Mashiro était arrivé comme un prince de conte. Comme Peter Pan rejoignant Wendy, comme Roméo grimpant jusqu'à la fenêtre de Juliette. Il avait eu ce sourire qui renversait le cœur de Kureha – un sourire doux, promesse de félicité. Mais il y avait quelque chose de nouveau dans ce sourire : du désir et de l'appréhension. Kureha avait jeté un défi à la face de Mashiro, et le prince avait décidé de le relever.

Dire qu'elle n'avait pas eu peur serait mentir. Un seul homme l'avait touché et cela lui avait suffi. Mais Mashiro était bien différent du loup qui l'avait dévoré, frêle chaperon rouge.

Les mains de Mashiro étaient aussi fines que celles d'une femme. Les doigts ôtèrent doucement sa chemise de nuit – le froid nocturne mordit sa peau, ils avaient bêtement oublié de fermer la fenêtre. Sous la lumière de la Lune, Kureha vit son prince caresser son corps, lui apprendre une nouvelle façon de le toucher. Ce n'étaient que des frôlements et des baisers qui la chatouillaient, lui envoyaient des ondes qui la faisaient trembler. Elle était loin la rudesse de l'homme du passé, bien lion la violence des mains lui arrachant ses vêtements, lui remontant sa jupe de force.

Non. Ne pense pas à lui. Kureha ferma les yeux, chassant les souvenirs. Les rouvrant elle vit Mashiro penché sur elle, lui demandant du regard si tout allait bien. Kureha hocha la tête, poussant Mashiro à s'asseoir. A son tour ses mains cherchèrent à découvrir celui de l'autre, les ombres brouillant ses perceptions.

Curieusement le fait que Mashiro n'avait rien d'un homme entre ses jambes la rassura.
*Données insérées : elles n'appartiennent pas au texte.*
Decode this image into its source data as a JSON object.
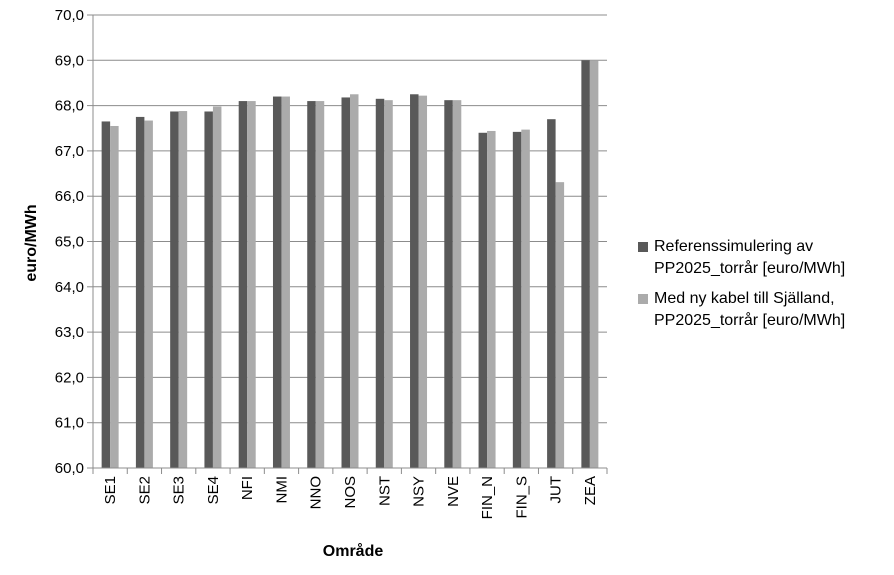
{
  "chart_data": {
    "type": "bar",
    "title": "",
    "xlabel": "Område",
    "ylabel": "euro/MWh",
    "ylim": [
      60,
      70
    ],
    "yticks": [
      "60,0",
      "61,0",
      "62,0",
      "63,0",
      "64,0",
      "65,0",
      "66,0",
      "67,0",
      "68,0",
      "69,0",
      "70,0"
    ],
    "grid": true,
    "legend_position": "right",
    "categories": [
      "SE1",
      "SE2",
      "SE3",
      "SE4",
      "NFI",
      "NMI",
      "NNO",
      "NOS",
      "NST",
      "NSY",
      "NVE",
      "FIN_N",
      "FIN_S",
      "JUT",
      "ZEA"
    ],
    "series": [
      {
        "name": "Referenssimulering av\nPP2025_torrår [euro/MWh]",
        "color": "#595959",
        "values": [
          67.65,
          67.75,
          67.87,
          67.87,
          68.1,
          68.2,
          68.1,
          68.18,
          68.15,
          68.25,
          68.12,
          67.4,
          67.42,
          67.7,
          69.0
        ]
      },
      {
        "name": "Med ny kabel till Själland,\nPP2025_torrår [euro/MWh]",
        "color": "#ababab",
        "values": [
          67.55,
          67.67,
          67.88,
          67.98,
          68.1,
          68.2,
          68.1,
          68.25,
          68.12,
          68.22,
          68.12,
          67.44,
          67.47,
          66.31,
          69.0
        ]
      }
    ]
  }
}
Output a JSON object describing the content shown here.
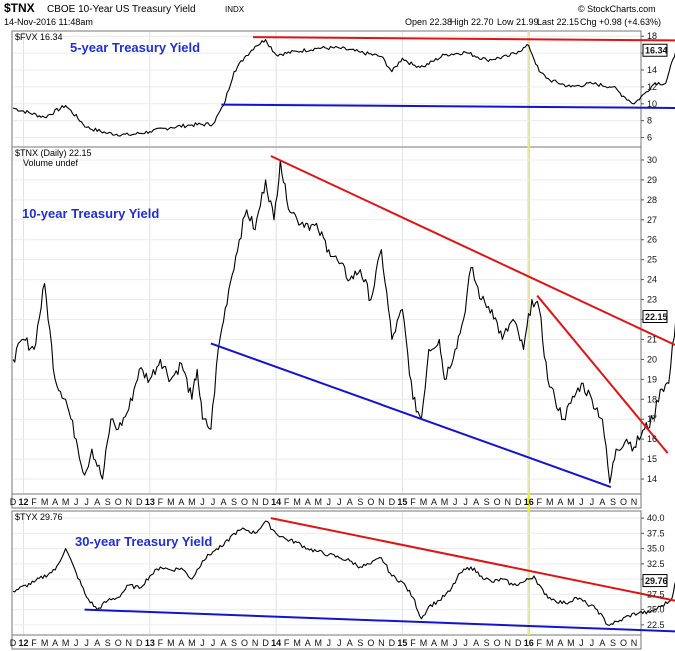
{
  "header": {
    "symbol": "$TNX",
    "name": "CBOE 10-Year US Treasury Yield",
    "exchange": "INDX",
    "date": "14-Nov-2016 11:48am",
    "open": "Open 22.38",
    "high": "High 22.70",
    "low": "Low 21.99",
    "last": "Last 22.15",
    "chg": "Chg +0.98 (+4.63%)",
    "credit": "© StockCharts.com"
  },
  "colors": {
    "price": "#000000",
    "resistance": "#e01414",
    "support": "#1414d0",
    "event_line": "#f2f200",
    "annotation": "#1f2fd6"
  },
  "x_axis": {
    "labels": [
      "D",
      "12",
      "F",
      "M",
      "A",
      "M",
      "J",
      "J",
      "A",
      "S",
      "O",
      "N",
      "D",
      "13",
      "F",
      "M",
      "A",
      "M",
      "J",
      "J",
      "A",
      "S",
      "O",
      "N",
      "D",
      "14",
      "F",
      "M",
      "A",
      "M",
      "J",
      "J",
      "A",
      "S",
      "O",
      "N",
      "D",
      "15",
      "F",
      "M",
      "A",
      "M",
      "J",
      "J",
      "A",
      "S",
      "O",
      "N",
      "D",
      "16",
      "F",
      "M",
      "A",
      "M",
      "J",
      "J",
      "A",
      "S",
      "O",
      "N"
    ],
    "bold": [
      "12",
      "13",
      "14",
      "15",
      "16"
    ]
  },
  "chart_data": [
    {
      "type": "line",
      "panel": "top",
      "legend": "$FVX 16.34",
      "annotation": "5-year Treasury Yield",
      "ylim": [
        5,
        18.5
      ],
      "yticks": [
        6,
        8,
        10,
        12,
        14,
        16,
        18
      ],
      "last_value": "16.34",
      "anchors": [
        [
          0,
          9.5
        ],
        [
          3,
          8.4
        ],
        [
          5,
          9.8
        ],
        [
          7,
          7.2
        ],
        [
          9,
          6.5
        ],
        [
          11,
          6.3
        ],
        [
          13,
          6.7
        ],
        [
          15,
          7.2
        ],
        [
          17,
          7.5
        ],
        [
          19,
          7.6
        ],
        [
          20,
          9.8
        ],
        [
          21,
          13.8
        ],
        [
          22,
          15.5
        ],
        [
          23,
          16.8
        ],
        [
          24,
          17.6
        ],
        [
          25,
          15.8
        ],
        [
          27,
          16.2
        ],
        [
          29,
          16.6
        ],
        [
          31,
          16.6
        ],
        [
          33,
          16.1
        ],
        [
          35,
          15.6
        ],
        [
          36,
          13.8
        ],
        [
          37,
          15.4
        ],
        [
          38,
          14.6
        ],
        [
          39,
          14.4
        ],
        [
          41,
          15.8
        ],
        [
          43,
          16.1
        ],
        [
          45,
          15.2
        ],
        [
          47,
          15.6
        ],
        [
          48,
          16.2
        ],
        [
          49,
          16.9
        ],
        [
          50,
          13.8
        ],
        [
          51,
          12.8
        ],
        [
          53,
          12.0
        ],
        [
          55,
          12.4
        ],
        [
          57,
          12.0
        ],
        [
          58,
          10.9
        ],
        [
          59,
          10.0
        ],
        [
          60,
          11.2
        ],
        [
          61,
          12.5
        ],
        [
          62,
          12.4
        ],
        [
          63,
          16.34
        ]
      ],
      "trend_lines": [
        {
          "kind": "resistance",
          "from": [
            22.8,
            17.9
          ],
          "to": [
            63.5,
            17.5
          ]
        },
        {
          "kind": "support",
          "from": [
            19.8,
            9.9
          ],
          "to": [
            63.5,
            9.5
          ]
        }
      ]
    },
    {
      "type": "line",
      "panel": "middle",
      "legend": "$TNX (Daily) 22.15",
      "legend2": "Volume undef",
      "annotation": "10-year Treasury Yield",
      "ylim": [
        13.3,
        30.6
      ],
      "yticks": [
        14,
        15,
        16,
        17,
        18,
        19,
        20,
        21,
        22,
        23,
        24,
        25,
        26,
        27,
        28,
        29,
        30
      ],
      "last_value": "22.15",
      "anchors": [
        [
          0,
          20.0
        ],
        [
          1,
          21.0
        ],
        [
          2,
          20.5
        ],
        [
          3,
          23.8
        ],
        [
          4,
          19.0
        ],
        [
          5,
          18.0
        ],
        [
          6,
          16.0
        ],
        [
          6.8,
          14.2
        ],
        [
          7.5,
          15.5
        ],
        [
          8.5,
          14.0
        ],
        [
          9.3,
          17.0
        ],
        [
          10,
          16.5
        ],
        [
          11,
          17.5
        ],
        [
          12,
          19.5
        ],
        [
          13,
          19.0
        ],
        [
          14,
          20.0
        ],
        [
          15,
          19.0
        ],
        [
          16,
          19.8
        ],
        [
          17,
          18.0
        ],
        [
          17.5,
          19.5
        ],
        [
          18,
          17.0
        ],
        [
          18.8,
          16.5
        ],
        [
          19.5,
          20.5
        ],
        [
          20.5,
          23.5
        ],
        [
          21.5,
          26.0
        ],
        [
          22.2,
          27.5
        ],
        [
          23,
          26.5
        ],
        [
          24,
          29.0
        ],
        [
          24.8,
          27.0
        ],
        [
          25.4,
          30.0
        ],
        [
          26,
          28.0
        ],
        [
          27,
          27.0
        ],
        [
          28,
          26.8
        ],
        [
          29,
          26.5
        ],
        [
          30,
          25.5
        ],
        [
          31,
          24.8
        ],
        [
          32,
          24.0
        ],
        [
          33,
          24.5
        ],
        [
          34,
          23.0
        ],
        [
          35,
          25.5
        ],
        [
          36,
          21.0
        ],
        [
          37,
          22.5
        ],
        [
          38,
          18.0
        ],
        [
          38.8,
          17.0
        ],
        [
          39.5,
          20.5
        ],
        [
          40.5,
          21.0
        ],
        [
          41,
          19.0
        ],
        [
          42,
          20.5
        ],
        [
          42.8,
          22.0
        ],
        [
          43.5,
          24.6
        ],
        [
          44.5,
          23.0
        ],
        [
          45.5,
          22.5
        ],
        [
          46.5,
          21.0
        ],
        [
          47.5,
          22.0
        ],
        [
          48.5,
          20.5
        ],
        [
          49.3,
          23.0
        ],
        [
          50,
          22.5
        ],
        [
          50.8,
          19.0
        ],
        [
          51.5,
          18.0
        ],
        [
          52.3,
          17.0
        ],
        [
          53,
          17.8
        ],
        [
          54,
          18.8
        ],
        [
          55,
          18.0
        ],
        [
          56,
          17.0
        ],
        [
          56.7,
          13.8
        ],
        [
          57.3,
          15.5
        ],
        [
          58.3,
          16.0
        ],
        [
          59,
          15.6
        ],
        [
          60,
          16.5
        ],
        [
          60.8,
          17.0
        ],
        [
          61.5,
          18.5
        ],
        [
          62.3,
          18.8
        ],
        [
          63,
          22.15
        ]
      ],
      "trend_lines": [
        {
          "kind": "resistance",
          "from": [
            24.5,
            30.2
          ],
          "to": [
            63.4,
            20.6
          ]
        },
        {
          "kind": "resistance",
          "from": [
            49.8,
            23.2
          ],
          "to": [
            62.2,
            15.3
          ]
        },
        {
          "kind": "support",
          "from": [
            18.8,
            20.8
          ],
          "to": [
            56.8,
            13.6
          ]
        }
      ]
    },
    {
      "type": "line",
      "panel": "bottom",
      "legend": "$TYX 29.76",
      "annotation": "30-year Treasury Yield",
      "ylim": [
        21.0,
        41.0
      ],
      "yticks": [
        22.5,
        25.0,
        27.5,
        30.0,
        32.5,
        35.0,
        37.5,
        40.0
      ],
      "ytick_labels": [
        "22.5",
        "25.0",
        "27.5",
        "30.0",
        "32.5",
        "35.0",
        "37.5",
        "40.0"
      ],
      "last_value": "29.76",
      "anchors": [
        [
          0,
          28.0
        ],
        [
          2,
          29.5
        ],
        [
          4,
          31.5
        ],
        [
          5,
          35.0
        ],
        [
          6,
          31.0
        ],
        [
          7,
          27.0
        ],
        [
          8,
          25.0
        ],
        [
          9,
          26.5
        ],
        [
          10,
          27.0
        ],
        [
          11,
          29.0
        ],
        [
          12,
          28.5
        ],
        [
          13,
          30.5
        ],
        [
          14,
          32.0
        ],
        [
          15,
          31.5
        ],
        [
          16,
          31.8
        ],
        [
          17,
          30.0
        ],
        [
          18,
          33.0
        ],
        [
          19,
          34.5
        ],
        [
          20,
          35.5
        ],
        [
          21,
          37.5
        ],
        [
          22,
          38.2
        ],
        [
          23,
          37.5
        ],
        [
          24,
          39.5
        ],
        [
          25,
          37.5
        ],
        [
          26,
          36.5
        ],
        [
          27,
          36.0
        ],
        [
          28,
          35.0
        ],
        [
          29,
          34.5
        ],
        [
          30,
          34.0
        ],
        [
          31,
          33.5
        ],
        [
          32,
          33.0
        ],
        [
          33,
          32.0
        ],
        [
          34,
          32.5
        ],
        [
          35,
          33.5
        ],
        [
          36,
          30.5
        ],
        [
          37,
          29.5
        ],
        [
          38,
          27.0
        ],
        [
          38.8,
          23.5
        ],
        [
          39.5,
          25.5
        ],
        [
          40.5,
          26.5
        ],
        [
          41.5,
          28.0
        ],
        [
          42.5,
          31.0
        ],
        [
          43.5,
          32.0
        ],
        [
          44.5,
          30.5
        ],
        [
          45.5,
          29.5
        ],
        [
          46.5,
          30.0
        ],
        [
          47.5,
          29.0
        ],
        [
          48.5,
          29.5
        ],
        [
          49.5,
          30.5
        ],
        [
          50.5,
          27.5
        ],
        [
          51.5,
          26.5
        ],
        [
          52.5,
          26.0
        ],
        [
          53.5,
          27.0
        ],
        [
          54.5,
          26.0
        ],
        [
          55.5,
          25.0
        ],
        [
          56.5,
          22.5
        ],
        [
          57.5,
          23.0
        ],
        [
          58.5,
          24.0
        ],
        [
          59.5,
          24.5
        ],
        [
          60.5,
          24.5
        ],
        [
          61.5,
          25.5
        ],
        [
          62.5,
          26.5
        ],
        [
          63,
          29.76
        ]
      ],
      "trend_lines": [
        {
          "kind": "resistance",
          "from": [
            24.5,
            40.0
          ],
          "to": [
            63.4,
            26.3
          ]
        },
        {
          "kind": "support",
          "from": [
            6.8,
            25.0
          ],
          "to": [
            63.4,
            21.4
          ]
        }
      ]
    }
  ]
}
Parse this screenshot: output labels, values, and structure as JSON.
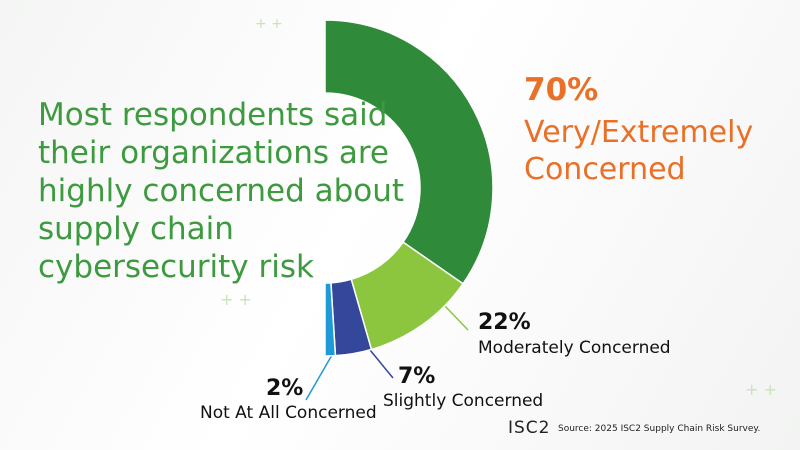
{
  "chart_data": {
    "type": "pie",
    "title": "Most respondents said their organizations are highly concerned about supply chain cybersecurity risk",
    "categories": [
      "Very/Extremely Concerned",
      "Moderately Concerned",
      "Slightly Concerned",
      "Not At All Concerned"
    ],
    "values": [
      70,
      22,
      7,
      2
    ],
    "value_labels": [
      "70%",
      "22%",
      "7%",
      "2%"
    ],
    "colors": [
      "#2f8a3a",
      "#8cc63f",
      "#34479a",
      "#1e9ad6"
    ],
    "source": "Source: 2025 ISC2 Supply Chain Risk Survey.",
    "logo": "ISC2"
  }
}
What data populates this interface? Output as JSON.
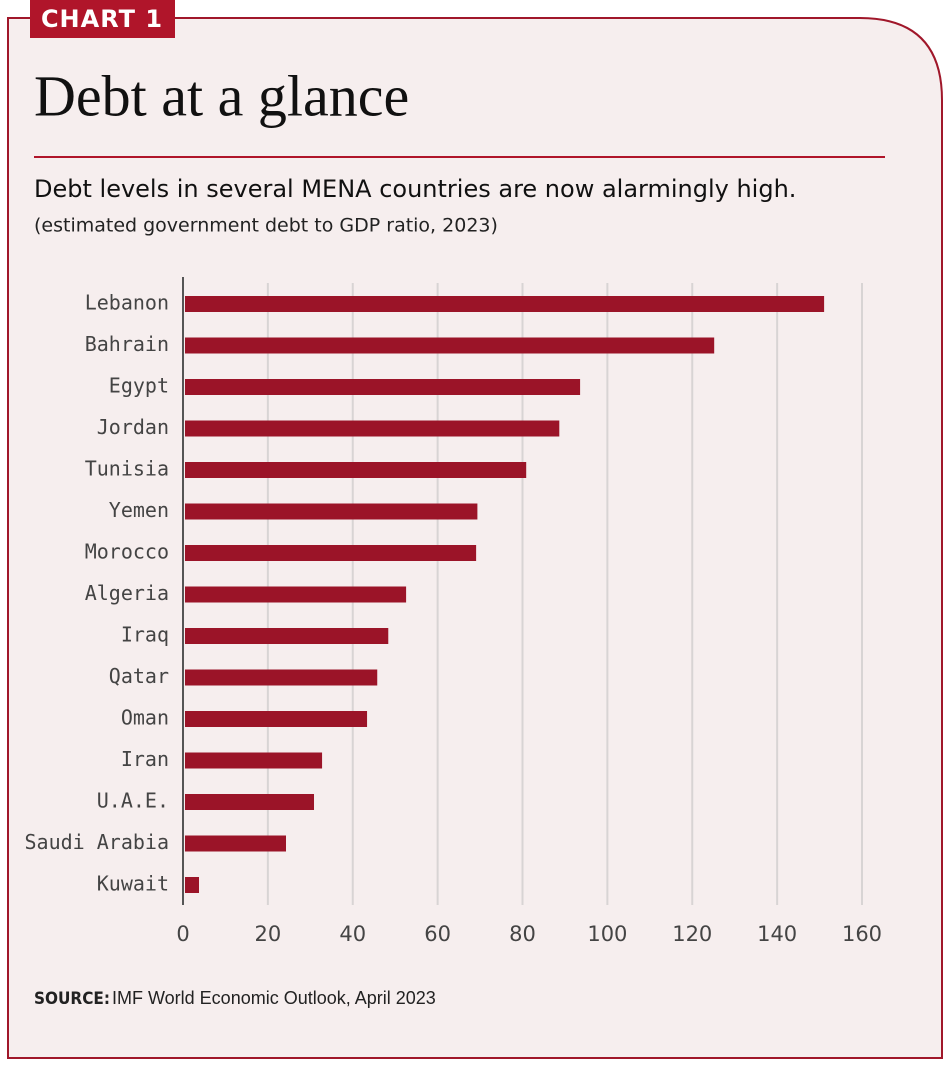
{
  "chart_data": {
    "type": "bar",
    "orientation": "horizontal",
    "label": "CHART 1",
    "title": "Debt at a glance",
    "subtitle": "Debt levels in several MENA countries are now alarmingly high.",
    "note": "(estimated government debt to GDP ratio, 2023)",
    "categories": [
      "Lebanon",
      "Bahrain",
      "Egypt",
      "Jordan",
      "Tunisia",
      "Yemen",
      "Morocco",
      "Algeria",
      "Iraq",
      "Qatar",
      "Oman",
      "Iran",
      "U.A.E.",
      "Saudi Arabia",
      "Kuwait"
    ],
    "values": [
      150.6,
      124.7,
      93.1,
      88.2,
      80.4,
      68.9,
      68.6,
      52.1,
      47.9,
      45.3,
      42.9,
      32.3,
      30.4,
      23.8,
      3.3
    ],
    "color": "#9b1428",
    "xlim": [
      0,
      160
    ],
    "xticks": [
      0,
      20,
      40,
      60,
      80,
      100,
      120,
      140,
      160
    ],
    "grid": true,
    "source": {
      "label": "SOURCE:",
      "text": "IMF World Economic Outlook, April 2023"
    }
  }
}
Il n'y avait rien là qui ne la déchirerait. Ce détail-là lui redonna sa pleine confiance. Rien en elle ne s'enfoncerait pour la blesser. Oh, Kureha n'était pas naïve et connaissait les alternatives. Mais ce ne serait pas pareil.

Est-ce pour ça que j'aime Mashiro ? Parce qu'il n'est pas un homme complet ? L'aurait-elle aimé sans cette troublance physique ? Kureha se surprit à ne pas trouver la réponse. Mais imaginer Mashiro en fille, avec une poitrine, des rondeurs, lui paraissait incongru. Et ce corps-là ne l'attirait pas.

Pourtant quand Mashiro se mit sur elle, qu'il la traita en princesse en répondant à ses moindres désir, l'image de Mashiro en fille se superposa dans son esprit. Imaginer la poitrine de Mashiro frôler la sienne, s'étaler voluptueusement, lui donnait davantage de frissons. Kureha se dessina même la scène actuelle en ajoutant des robes d'époque à elle et Mashiro. Cette image lui fit lâcher un cri – non le cri venait des caresses de Mashiro, rien d'autre, se reprit-elle.

Ce serait si bête – et surtout si cliché – qu'elle se mette à aimer les femmes simplement parce qu'un homme l'avait détruit. Si cliché.

Mais la robe allait si bien à Mashiro.